In developing countries, the most common cause is a long labor, particularly if the mother is young and has an undeveloped pelvis. In the United States, leading causes include pelvic surgery, such as hysterectomies, and pelvic radiation.

The leading symptom is uncontrollable urinary incontinence leaking through the vagina. You may or may not have pain. If you develop an infection, you might have a fever and nausea.

Your doctor may find the fistula during an exam.
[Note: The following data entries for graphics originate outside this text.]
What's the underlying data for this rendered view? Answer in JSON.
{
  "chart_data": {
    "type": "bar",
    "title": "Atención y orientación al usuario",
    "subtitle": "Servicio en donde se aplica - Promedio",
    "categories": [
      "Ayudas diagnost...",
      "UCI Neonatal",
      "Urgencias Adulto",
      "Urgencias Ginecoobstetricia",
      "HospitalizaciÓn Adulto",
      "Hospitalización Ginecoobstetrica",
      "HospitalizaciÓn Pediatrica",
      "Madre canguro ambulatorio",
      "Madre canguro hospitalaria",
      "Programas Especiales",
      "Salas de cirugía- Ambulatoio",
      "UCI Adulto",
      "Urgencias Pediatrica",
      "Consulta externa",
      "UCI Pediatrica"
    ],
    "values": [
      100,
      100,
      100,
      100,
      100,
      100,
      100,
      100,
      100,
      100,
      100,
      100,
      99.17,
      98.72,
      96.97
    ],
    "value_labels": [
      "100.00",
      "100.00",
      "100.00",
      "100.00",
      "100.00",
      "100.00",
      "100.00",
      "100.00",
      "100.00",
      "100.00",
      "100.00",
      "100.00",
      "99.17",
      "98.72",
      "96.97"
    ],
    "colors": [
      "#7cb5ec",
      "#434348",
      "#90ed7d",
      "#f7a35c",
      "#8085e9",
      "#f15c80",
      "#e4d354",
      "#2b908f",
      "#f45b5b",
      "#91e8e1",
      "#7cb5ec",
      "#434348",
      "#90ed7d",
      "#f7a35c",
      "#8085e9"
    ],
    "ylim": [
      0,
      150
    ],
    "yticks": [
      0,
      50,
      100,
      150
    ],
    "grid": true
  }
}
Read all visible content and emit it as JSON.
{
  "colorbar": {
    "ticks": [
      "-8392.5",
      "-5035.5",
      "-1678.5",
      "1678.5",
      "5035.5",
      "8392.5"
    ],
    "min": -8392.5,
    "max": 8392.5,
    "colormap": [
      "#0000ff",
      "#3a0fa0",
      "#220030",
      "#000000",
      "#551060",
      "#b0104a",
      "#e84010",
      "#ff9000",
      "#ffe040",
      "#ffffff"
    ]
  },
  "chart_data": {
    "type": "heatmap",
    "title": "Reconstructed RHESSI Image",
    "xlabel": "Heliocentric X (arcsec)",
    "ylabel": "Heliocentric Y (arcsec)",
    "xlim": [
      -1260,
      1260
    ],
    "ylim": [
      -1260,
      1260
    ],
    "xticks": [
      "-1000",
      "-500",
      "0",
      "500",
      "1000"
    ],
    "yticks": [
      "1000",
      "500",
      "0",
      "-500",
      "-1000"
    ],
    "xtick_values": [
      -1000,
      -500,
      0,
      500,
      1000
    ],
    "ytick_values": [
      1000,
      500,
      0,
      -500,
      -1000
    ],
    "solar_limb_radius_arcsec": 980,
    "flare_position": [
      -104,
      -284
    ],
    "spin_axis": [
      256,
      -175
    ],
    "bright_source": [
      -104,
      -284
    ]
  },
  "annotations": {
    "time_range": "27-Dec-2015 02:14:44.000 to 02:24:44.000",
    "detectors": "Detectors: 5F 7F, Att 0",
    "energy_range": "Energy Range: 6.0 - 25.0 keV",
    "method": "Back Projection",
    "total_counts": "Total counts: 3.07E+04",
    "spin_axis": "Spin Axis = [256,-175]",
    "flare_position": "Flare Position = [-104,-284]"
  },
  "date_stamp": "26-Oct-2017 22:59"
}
Additional diagnostic tests may include:

  • Cystoscopy.
  • Cystogram.
  • Back-filling the bladder with colored fluid to see if it leaks into the vagina.
  • Computerized tomography (CT) scan.
  • Collecting vaginal fluid for analysis.

Again, a long, difficult labor and childbirth are the most frequent causes.

Others include:

  • Crohn’s disease, diverticulitis or another inflammatory bowel disease.
  • Radiation treatment or cancer in the area.
  • Complications from surgery.
  • Vaginal trauma.

The most apparent symptom is a stool or gas coming from your vagina and not your rectum. Other symptoms include:

  • Pus coming from your vagina.
  • Vaginal discharge with an unpleasant smell.
  • Recurrent vaginal or urinary tract infections.
  • Irritation or pain in the vulva, vagina and perineum, which is the space between your vagina and anus.
  • Pain during sexual intercourse.

Your doctor may find the fistula during an exam. Diagnostic tests may include:

  • Anorectal or transvaginal ultrasound.
  • Methylene enema. If a tampon, inserted into the vagina, turns blue when a dye is injected into the rectum, you have a fistula.
  • Barium enema. Contrast dye helps the doctor pinpoint a fistula on an X-ray.
  • Computerized tomography (CT) scan.
  • Magnetic resonance imaging (MRI).
  • Colonoscopy.

Depending on the cause, the doctor can use surgery to close the holes. Before surgery, however, your doctor will treat any infection.

During the procedure, the surgeon will close the holes and then layer your own connective tissue between the holes to help prevent them from reopening. The area needs a good blood supply so that the tissue survives. When the surgery is correctly performed the first time, it has a high success rate.